Other possible goals later are:
2. Provide detailed evidence of statistics in town of use and deaths etc (involve local police).
3. Have an area to allow attendees to give solid leads to police of suspected activity, use/sales/dealers places of use.
4. Provide counselors and treatment center representation, allowing information and support. Provide direction in how and where to seek treatment.
5. Have an open forum where users, recovered users, friends and family can discuss experiences with heroine and opiate use. Allow time to remember those who lost their life to this battle.
6. Allow guest speaker.
7. Raise funds to help with the expenses of specific law enforcement cost of prevention etc.
8. Raise funds for additional awareness events.
9. Raise funds to help facilitate treatment.
Future plans include fundraising events possibly with music venues, or involving other community groups and young people, as a way to connect with those who are afflicted and feel they have nowhere to turn for answers.
There will be one more small meeting before the group opens up to a public meeting in order to get the direction and plans in place. Bethel Advocate will keep you updated.
Heroin and opiate abuse and addiction.
Heroin is administered in three ways: smoking, snorting, or shooting (injecting). Because it enters the brain quite quickly, heroin is very addictive. In fact, each time a user administers heroin, more is needed to get the same high.
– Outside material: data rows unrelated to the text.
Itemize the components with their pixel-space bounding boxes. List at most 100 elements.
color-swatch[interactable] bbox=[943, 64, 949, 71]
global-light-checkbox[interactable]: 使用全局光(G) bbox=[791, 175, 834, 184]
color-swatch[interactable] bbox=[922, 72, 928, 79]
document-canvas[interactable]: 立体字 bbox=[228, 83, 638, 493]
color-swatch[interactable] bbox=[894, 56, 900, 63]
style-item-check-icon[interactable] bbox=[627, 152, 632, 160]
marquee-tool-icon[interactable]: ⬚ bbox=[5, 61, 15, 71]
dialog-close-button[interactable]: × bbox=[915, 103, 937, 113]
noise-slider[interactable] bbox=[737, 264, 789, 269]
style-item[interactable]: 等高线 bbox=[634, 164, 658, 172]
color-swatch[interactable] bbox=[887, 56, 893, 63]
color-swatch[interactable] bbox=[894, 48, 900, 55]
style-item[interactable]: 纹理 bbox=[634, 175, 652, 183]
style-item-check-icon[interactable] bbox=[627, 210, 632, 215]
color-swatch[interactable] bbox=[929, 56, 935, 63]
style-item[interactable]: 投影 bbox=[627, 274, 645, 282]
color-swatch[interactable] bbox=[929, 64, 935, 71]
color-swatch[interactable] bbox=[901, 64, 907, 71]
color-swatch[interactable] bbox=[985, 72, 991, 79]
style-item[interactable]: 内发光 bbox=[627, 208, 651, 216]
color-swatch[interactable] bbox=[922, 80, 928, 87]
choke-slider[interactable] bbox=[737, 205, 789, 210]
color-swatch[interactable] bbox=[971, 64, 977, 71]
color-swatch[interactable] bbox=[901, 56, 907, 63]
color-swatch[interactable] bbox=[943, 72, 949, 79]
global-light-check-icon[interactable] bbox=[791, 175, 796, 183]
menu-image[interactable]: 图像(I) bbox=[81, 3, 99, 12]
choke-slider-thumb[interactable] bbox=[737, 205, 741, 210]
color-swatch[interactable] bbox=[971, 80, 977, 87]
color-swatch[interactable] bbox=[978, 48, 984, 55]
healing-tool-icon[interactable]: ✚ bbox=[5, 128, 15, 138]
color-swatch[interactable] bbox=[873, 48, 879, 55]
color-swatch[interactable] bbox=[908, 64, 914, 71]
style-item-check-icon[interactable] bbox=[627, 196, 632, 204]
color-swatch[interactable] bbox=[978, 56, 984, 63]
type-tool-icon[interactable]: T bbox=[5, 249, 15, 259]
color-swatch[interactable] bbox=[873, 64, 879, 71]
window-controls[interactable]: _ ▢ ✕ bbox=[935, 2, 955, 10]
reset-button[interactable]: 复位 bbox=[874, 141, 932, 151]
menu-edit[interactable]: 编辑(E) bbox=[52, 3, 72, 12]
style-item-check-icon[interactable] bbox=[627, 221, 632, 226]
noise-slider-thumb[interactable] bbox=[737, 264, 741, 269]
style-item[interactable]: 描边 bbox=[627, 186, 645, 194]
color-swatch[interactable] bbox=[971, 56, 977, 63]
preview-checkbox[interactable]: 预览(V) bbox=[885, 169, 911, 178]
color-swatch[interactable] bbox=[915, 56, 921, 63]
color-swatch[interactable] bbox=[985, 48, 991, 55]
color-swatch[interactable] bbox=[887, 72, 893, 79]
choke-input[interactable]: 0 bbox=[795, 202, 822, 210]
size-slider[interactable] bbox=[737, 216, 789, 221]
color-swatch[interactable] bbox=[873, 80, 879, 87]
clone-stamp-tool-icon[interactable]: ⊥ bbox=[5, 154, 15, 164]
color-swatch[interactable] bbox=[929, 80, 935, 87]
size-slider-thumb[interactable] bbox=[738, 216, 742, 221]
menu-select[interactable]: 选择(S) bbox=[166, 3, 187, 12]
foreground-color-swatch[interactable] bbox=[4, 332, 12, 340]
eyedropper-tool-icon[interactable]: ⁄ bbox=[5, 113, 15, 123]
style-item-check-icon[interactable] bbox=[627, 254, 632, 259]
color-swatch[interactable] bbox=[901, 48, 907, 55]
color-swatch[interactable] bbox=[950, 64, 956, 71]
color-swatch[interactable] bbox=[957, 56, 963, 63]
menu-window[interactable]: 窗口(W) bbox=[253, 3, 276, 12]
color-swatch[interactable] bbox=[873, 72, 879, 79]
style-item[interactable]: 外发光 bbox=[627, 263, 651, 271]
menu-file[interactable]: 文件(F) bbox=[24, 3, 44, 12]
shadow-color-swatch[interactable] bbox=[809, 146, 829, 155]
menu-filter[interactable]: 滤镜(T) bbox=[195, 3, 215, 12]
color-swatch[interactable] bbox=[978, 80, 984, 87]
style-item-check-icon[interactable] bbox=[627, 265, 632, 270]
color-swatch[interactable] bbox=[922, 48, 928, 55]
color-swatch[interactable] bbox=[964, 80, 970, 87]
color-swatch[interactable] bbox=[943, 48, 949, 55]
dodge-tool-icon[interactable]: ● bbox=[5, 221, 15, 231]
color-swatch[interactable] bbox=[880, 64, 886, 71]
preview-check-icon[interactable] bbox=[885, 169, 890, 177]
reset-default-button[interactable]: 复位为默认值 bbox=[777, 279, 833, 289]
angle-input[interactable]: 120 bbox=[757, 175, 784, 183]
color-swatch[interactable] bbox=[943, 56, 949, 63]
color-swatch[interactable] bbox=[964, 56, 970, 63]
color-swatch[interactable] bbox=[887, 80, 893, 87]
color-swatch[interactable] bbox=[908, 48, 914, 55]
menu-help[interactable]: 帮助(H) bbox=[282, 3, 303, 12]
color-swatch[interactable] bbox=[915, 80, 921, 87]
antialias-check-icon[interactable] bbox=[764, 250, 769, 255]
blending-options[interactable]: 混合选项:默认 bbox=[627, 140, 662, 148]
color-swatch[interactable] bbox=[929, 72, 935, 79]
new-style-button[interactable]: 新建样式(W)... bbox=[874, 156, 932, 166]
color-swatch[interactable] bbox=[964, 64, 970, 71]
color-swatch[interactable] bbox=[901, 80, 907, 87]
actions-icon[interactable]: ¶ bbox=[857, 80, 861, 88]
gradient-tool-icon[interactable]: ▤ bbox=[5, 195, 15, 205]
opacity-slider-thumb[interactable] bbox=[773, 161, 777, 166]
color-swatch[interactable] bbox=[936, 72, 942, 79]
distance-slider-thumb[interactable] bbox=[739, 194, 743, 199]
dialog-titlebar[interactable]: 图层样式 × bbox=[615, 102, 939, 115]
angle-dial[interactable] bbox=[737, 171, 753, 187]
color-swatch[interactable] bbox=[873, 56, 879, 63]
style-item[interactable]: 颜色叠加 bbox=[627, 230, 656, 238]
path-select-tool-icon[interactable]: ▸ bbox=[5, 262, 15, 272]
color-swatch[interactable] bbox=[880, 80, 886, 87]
Heroin is one of the most destructive and physically addictive drugs. Likewise, all opiates are physically addictive drugs. Opiate abusers will develop a tolerance, or the need to use larger amounts to obtain the same effects. They become addicted to opiates when they require regular and increasing doses in order to function normally in daily life.
When opiate use is suddenly discontinued or curtailed, withdrawal symptoms such as loss of appetite, irritability and anxiety, insomnia, vomiting and nausea occur. Heroin withdrawal in particular can be a difficult and lengthy process: It is highly recommended that doctors who specialize in addiction treatment supervise medical detoxification from heroin.
How does heroin affect users?
Heroin induces feelings of euphoria followed by pleasant drowsiness. Initial highs lasts about four to six hours. Once a user develops a tolerance, highs only last two to four hours. After that, the user needs another “fix” to maintain the desired effect.
Typically, warm, flushed skin, dry mouth and heavy limbs accompany heroin and opiate users’ initial experiences of euphoria. Next, users alternates between wakeful and drowsy states, at which point nausea and constipation may occur. Occasionally, when consumed in large doses, opiates can suppress breathing to the point of death.
Long-term effects of heroin and opiate use include collapsed veins, infection of the heart lining and valves, abscesses, cellulitis and liver disease. Pulmonary conditions, including various types of pneumonia, often arise due to users’ poor health and suppressed respiration.
The dangers of heroin.
Street heroin may contain additives or contaminants that clog blood vessels leading to the lungs, liver, kidneys or brain. This can cause infection or even the death of small patches of cells in vital organs. Other infectious diseases, such as HIV/AIDS and hepatitis, may also result from taking heroin intravenously. Finally, mixing opiates and heroin with other central nervous system depressants—like alcohol, sedatives and antihistamines—increases one’s risk of respiratory failure.
Treatment for heroin and opiate addiction usually begins with medically assisted detoxification, and includes pharmacological treatments (like methadone or buprenorphrine) that help prevent relapse and ease withdrawal symptoms. Holistic treatment plans also involve counseling, cognitive-behavioral therapy, and maintenance programs.